Die EU will ein "Recht auf Reparatur" einführen. Dadurch soll das Reparieren von Geräten einfacher und kostengünstiger werden. Die Vorschläge von EU-Kommission für entsprechende Regeln liegen auf dem Tisch.
In der Fachdebatte auf Meinungsbarometer begrüßen die Experten das Vorhaben im Grundsatz. So betont Dr. Manfred Müllner, Stv. Geschäftsführer FEEI – Fachverband der Elektro- und Elektronikindustrie, dass durch die Förderung von Reparaturen die Nutzungsdauer von Produkten verlängert werden könne. Dies stehe im Einklang mit den Nachhaltigkeitszielen des European Green Deals. Er verweist darauf, dass die im FEEI vertretene Hausgeräteindustrie maßgeblich zu einer gelebten Reparaturkultur beiträgt. Sie gewährleiste eine Ersatzteilvorhaltung von 7 bis 10 Jahren, vereinzelt sogar bis zu 15 Jahren. Sie führe fast vollzählig auch in Europa Reparaturen durch und verfügt dort ebenso über externe Reparaturpartner. Aber: „Einen wichtigen Aspekt beim Thema Reparatur spielt die Wirtschaftlichkeit. Zwar wird im Kommissionsvorschlag erwähnt, dass die Reparatur nicht prioritär sein muss, wenn ein Austausch billiger ist, es werden aber keine genaueren Kriterien oder Grenzwerte angegeben, die dies genauer beschreiben.“ Hier sieht er noch Klärungsbedarf.

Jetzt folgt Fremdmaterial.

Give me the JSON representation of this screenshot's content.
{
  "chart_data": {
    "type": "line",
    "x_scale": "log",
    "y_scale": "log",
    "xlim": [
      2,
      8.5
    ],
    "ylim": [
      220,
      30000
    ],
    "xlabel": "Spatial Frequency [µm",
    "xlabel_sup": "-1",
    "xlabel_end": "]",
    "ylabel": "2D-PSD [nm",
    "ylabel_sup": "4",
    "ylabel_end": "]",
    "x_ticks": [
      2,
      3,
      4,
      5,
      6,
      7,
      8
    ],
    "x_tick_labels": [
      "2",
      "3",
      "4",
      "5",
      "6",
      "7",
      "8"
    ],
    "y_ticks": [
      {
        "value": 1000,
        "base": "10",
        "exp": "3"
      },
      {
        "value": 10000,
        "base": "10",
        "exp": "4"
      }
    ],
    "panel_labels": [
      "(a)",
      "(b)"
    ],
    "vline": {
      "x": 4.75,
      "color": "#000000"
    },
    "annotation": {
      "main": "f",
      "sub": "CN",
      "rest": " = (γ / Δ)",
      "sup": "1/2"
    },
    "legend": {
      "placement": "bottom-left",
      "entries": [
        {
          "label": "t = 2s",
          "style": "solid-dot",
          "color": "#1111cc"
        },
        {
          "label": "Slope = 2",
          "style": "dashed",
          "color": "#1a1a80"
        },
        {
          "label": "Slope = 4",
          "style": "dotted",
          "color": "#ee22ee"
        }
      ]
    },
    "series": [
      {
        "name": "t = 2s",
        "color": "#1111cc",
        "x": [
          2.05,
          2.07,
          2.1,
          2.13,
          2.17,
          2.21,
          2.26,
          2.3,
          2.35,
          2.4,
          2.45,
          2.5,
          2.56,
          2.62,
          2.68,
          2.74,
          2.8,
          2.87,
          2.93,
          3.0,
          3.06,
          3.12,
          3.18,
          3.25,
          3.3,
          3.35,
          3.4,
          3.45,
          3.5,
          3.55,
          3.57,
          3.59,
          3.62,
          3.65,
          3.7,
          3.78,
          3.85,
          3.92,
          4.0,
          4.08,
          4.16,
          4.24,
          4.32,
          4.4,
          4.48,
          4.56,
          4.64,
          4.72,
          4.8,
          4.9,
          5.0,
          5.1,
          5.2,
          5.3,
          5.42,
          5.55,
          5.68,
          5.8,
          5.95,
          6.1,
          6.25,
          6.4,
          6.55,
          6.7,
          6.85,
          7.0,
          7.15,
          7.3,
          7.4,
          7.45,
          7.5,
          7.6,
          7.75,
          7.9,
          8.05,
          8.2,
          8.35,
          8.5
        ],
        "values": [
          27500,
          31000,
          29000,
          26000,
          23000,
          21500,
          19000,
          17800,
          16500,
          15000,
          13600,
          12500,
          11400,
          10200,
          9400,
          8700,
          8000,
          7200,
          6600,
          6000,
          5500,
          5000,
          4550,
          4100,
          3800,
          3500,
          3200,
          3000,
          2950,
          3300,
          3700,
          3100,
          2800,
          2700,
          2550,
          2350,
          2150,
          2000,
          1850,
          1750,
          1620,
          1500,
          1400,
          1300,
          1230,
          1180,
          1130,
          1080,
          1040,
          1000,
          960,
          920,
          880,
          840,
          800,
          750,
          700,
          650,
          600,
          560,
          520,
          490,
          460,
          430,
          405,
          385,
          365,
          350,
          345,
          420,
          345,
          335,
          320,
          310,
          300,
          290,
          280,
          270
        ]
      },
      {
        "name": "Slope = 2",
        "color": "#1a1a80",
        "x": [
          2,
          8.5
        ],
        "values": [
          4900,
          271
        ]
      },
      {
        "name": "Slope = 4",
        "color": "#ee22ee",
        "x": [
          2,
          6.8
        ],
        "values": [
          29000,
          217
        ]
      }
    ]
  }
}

Franz J. Grömping, Geschäftsführer Arbeitgebervereinigung für Unternehmen aus dem Bereich EDV und Kommunikationstechnologie (AGEV) bekräftigt: „Der Anspruch auf Reparatur über den Garantiezeitraum hinaus ist ein Basisrecht des Verbrauchers.“ Eine Entsorgung möglicherweise noch funktionierender Bauteile sei ökonomisch, ökologisch und psychologisch unbefriedigend. Er hat die klare Forderung an die Politik, mit der Richtlinie den Mitgliedsländern zu ermöglichen, eine Spreizung der Mehrwertsteuer vorzunehmen. „Wir halten den Mehrwertsteuersatz „0“ für Reparaturen für zwingend geboten. Dieser Anreiz ließe neue Geschäftsmodelle entstehen bzw. macht die bestehenden tragfähig.“
Der sozialdemokratische Europaabgeordnete René Repasi hält gerade der Ansatz der Europäischen Kommission, für bestimmte große oder teure Konsumgüter, die Reparatur anstatt Neukauf über den Gewährleistungszeitraum hinaus zu etablieren, für wirtschaftlich wie ökologisch sinnvoll. Bei solchen Produkten könnten am ehesten Ressourcen gespart und breite neue Anreize für die wirtschaftliche Entwicklung, auch für den Mittelstand, im Rahmen der Kreislaufwirtschaft gesetzt werden. „Die Sorge, dass dies zu überbordenden Kosten und Nachteilen für die heimischen Unternehmen führen würde, teile ich nicht. Im Gegenteil, ich sehe einen Wettbewerbsvorteil für europäische und andere hochwertige Hersteller.“ Deren Reparaturkompetenzen würden gestärkt und die Produkte im Wettbewerb mit billiger Produktion gestärkt.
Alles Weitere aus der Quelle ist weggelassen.